00:00 Divorcer prend en moyenne autour de 21 mois aujourd'hui. Comment vous faites pour réduire ce délai-là ?
00:05 Comment est-ce que votre plan permet, sur quelque chose d'aussi fondamental, qui touche beaucoup de gens en France, de réduire les délais ?
00:12 — Non seulement ça prend 21 mois en moyenne, M. Zutek, c'est parfois beaucoup plus long, mais parfois, dans ces contentieux qui touchent à l'intime,
00:21 le justiciable ne voit même pas son juge. Comment vous voulez, dans ces conditions, qu'il respecte la justice qui, à ses yeux, est totalement désincarnée ?
00:30 Comment on fait ? On va vers l'amiable. Et l'amiable, ça permet d'aller vers de la conciliation. Je suis allé aux Pays-Bas. Je suis allé voir ce qui se passait
00:42 en Allemagne et au Québec. L'amiable permet de réduire drastiquement les délais. Ce que disent les Français, vous avez raison, c'est « justice, c'est trop lente,
00:53 elle est désincarnée, elle est trop complexe ». Aux Pays-Bas, ils ont deux fois plus de contentieux, deux fois plus. Ils le règlent en deux fois moins de temps.
01:00 Et mon objectif d'ici 2027, c'est de réduire les délais par deux. — Diviser par deux. Mais l'amiable, ça veut dire quoi ?
01:06 — Oui, c'est ça. Ça se passe comment ? — Je vais vous expliquer. Aujourd'hui, vous êtes dans le contentieux. On a la culture de la castagne judiciaire.
01:13 L'amiable, vous mettez autour d'une table avec un magistrat qui vous amène vers la conciliation. Ça va beaucoup plus vite. Vous voulez que je prenne un exemple ?

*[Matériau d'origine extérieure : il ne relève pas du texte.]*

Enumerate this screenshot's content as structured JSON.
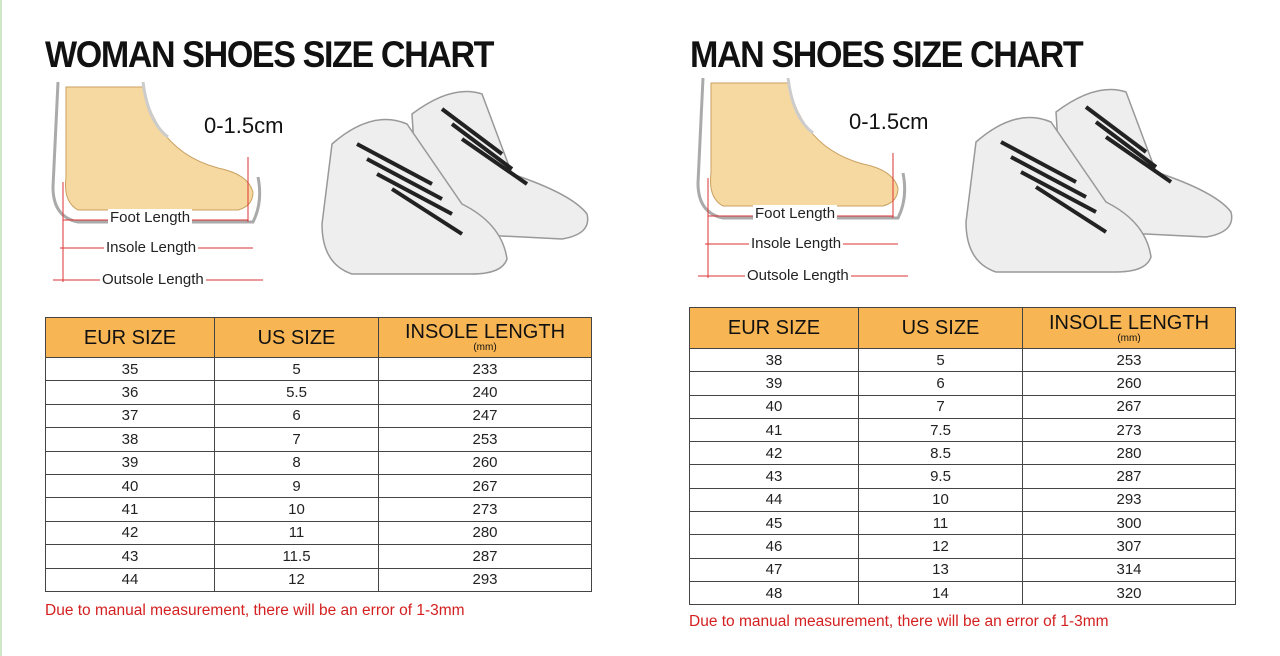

01:21 — Bah oui. — Très vite. En sortant de ce plateau, je tombe et je dis « c'est Maxime Suitec qui m'a fait tomber ». Naturellement, aucune intention...

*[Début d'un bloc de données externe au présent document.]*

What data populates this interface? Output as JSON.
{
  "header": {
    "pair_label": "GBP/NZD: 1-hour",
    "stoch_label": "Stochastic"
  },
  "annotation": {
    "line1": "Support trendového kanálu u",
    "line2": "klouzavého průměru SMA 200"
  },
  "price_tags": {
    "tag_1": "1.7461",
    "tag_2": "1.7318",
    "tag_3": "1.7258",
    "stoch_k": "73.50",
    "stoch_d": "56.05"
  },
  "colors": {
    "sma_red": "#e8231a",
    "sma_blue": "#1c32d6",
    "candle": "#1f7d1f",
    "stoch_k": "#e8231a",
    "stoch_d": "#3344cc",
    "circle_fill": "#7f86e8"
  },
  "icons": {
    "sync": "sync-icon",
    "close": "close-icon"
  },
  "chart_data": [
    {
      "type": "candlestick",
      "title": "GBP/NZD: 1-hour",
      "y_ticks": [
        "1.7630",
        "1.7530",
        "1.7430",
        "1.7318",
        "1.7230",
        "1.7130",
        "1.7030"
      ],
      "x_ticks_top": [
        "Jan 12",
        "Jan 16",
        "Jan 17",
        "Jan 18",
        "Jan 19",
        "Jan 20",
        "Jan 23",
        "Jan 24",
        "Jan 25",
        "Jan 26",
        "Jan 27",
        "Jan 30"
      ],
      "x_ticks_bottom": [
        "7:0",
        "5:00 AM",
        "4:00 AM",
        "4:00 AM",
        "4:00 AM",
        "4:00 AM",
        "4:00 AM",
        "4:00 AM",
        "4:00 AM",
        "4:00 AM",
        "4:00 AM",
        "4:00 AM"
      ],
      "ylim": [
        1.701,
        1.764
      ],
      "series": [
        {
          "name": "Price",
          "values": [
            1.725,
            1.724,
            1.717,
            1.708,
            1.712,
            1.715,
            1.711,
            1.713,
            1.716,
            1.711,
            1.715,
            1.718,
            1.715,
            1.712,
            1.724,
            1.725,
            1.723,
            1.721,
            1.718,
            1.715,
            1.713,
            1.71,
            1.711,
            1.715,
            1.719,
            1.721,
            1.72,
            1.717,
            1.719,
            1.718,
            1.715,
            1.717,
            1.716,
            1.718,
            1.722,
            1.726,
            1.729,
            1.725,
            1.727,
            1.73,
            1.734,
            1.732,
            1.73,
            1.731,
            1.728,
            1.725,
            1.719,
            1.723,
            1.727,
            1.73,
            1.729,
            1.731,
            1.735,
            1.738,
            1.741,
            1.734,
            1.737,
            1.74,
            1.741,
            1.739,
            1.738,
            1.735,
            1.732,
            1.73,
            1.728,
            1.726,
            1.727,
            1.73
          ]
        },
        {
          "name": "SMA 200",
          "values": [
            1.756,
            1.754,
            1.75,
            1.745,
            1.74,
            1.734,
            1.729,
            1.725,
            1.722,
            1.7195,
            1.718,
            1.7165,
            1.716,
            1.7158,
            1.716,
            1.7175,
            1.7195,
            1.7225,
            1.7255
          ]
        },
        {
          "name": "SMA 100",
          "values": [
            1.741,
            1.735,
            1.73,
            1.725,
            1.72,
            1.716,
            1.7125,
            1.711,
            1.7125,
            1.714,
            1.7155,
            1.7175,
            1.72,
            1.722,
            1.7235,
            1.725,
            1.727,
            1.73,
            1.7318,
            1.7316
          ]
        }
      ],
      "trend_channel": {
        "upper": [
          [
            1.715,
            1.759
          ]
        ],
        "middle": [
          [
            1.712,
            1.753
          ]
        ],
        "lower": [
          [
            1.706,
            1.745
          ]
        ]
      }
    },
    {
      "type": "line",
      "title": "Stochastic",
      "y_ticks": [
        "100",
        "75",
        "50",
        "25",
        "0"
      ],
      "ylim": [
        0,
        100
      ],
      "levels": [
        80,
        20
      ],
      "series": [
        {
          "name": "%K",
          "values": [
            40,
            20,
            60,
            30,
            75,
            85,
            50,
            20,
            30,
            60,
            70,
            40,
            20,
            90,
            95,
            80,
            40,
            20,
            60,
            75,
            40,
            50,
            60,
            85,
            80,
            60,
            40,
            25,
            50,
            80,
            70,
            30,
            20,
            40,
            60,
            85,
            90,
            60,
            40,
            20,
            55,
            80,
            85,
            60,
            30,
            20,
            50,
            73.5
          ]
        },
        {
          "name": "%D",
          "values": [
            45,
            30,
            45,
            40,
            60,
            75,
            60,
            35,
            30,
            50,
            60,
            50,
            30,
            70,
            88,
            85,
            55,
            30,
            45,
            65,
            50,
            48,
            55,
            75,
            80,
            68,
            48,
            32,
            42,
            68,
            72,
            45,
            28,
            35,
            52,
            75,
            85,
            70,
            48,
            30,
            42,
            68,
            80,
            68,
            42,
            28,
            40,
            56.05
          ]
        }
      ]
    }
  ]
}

01:31 — Il en est capable. — Il en est capable ? — Cessez tout de suite Roselyne Bachelot. — Aucune intention de me faire du mal. On est sur du civil.
01:39 Qu'est-ce qui se passe aujourd'hui ? Je vais aller très vite. Aujourd'hui, je prends un avocat. Il vous assigne. Vous prenez un avocat.
01:46 Là, ils échangent des conclusions. Ils demandent un renvoi. Allez au café du commerce et demandez au justicial comment ils reçoivent les renvois
01:53 demandés par les avocats. Ça prend 2 ans pour que l'on ait une mise en état et seulement ensuite la phase de jugement. Moi, je souhaite que nous soyons
02:03 tous les deux face à face avec nos avocats face à un juge qui va dire « M. Suitec est responsable » ou « il ne l'est pas ». Si vous n'êtes pas responsable,
02:12 c'est fini. Si vous l'êtes, alors on va transiger. Parce que vous, dans le système actuel, vous avez tout intérêt à ce que ça dure très longtemps.
02:20 Dans le système que je veux mettre en place, l'amiable, vous avez tout intérêt. Si votre responsabilité est reconnue, vous avez tout intérêt à ce qu'on finisse très vite.
02:29 Et au Québec, par exemple, on a là aussi drastiquement réduit les délais. Je peux vous dire un dernier mot là-dessus. L'amiable, c'est au Québec, aux Pays-Bas,
02:41 en Allemagne, 80 % de notre contentieux. Et chez nous, aujourd'hui, c'est 1 % de notre contentieux.
02:47 – C'est pas une justice au rabais, une justice expéditive. – Mais pardon, elle a plusieurs avantages. D'abord, elle recentre le juge sur son cœur de métier, dire le droit.
02:56 – Trancher. – En l'occurrence, dans mon exemple, la responsabilité. Deuxièmement, vous et moi, si nous participons à la décision de justice, vous ne pensez pas
03:04 qu'on l'accepte mieux ? Plutôt que de voir un juge que dans deux ans, si nous le voyons, parce qu'il se peut que nos avocats voient le juge, mais que nous,
03:13 nous soyons privés de juge, donc justice désincarnée. Donc on donne aux gens, si vous voulez, la possibilité d'intervenir dans les décisions qui les concernent.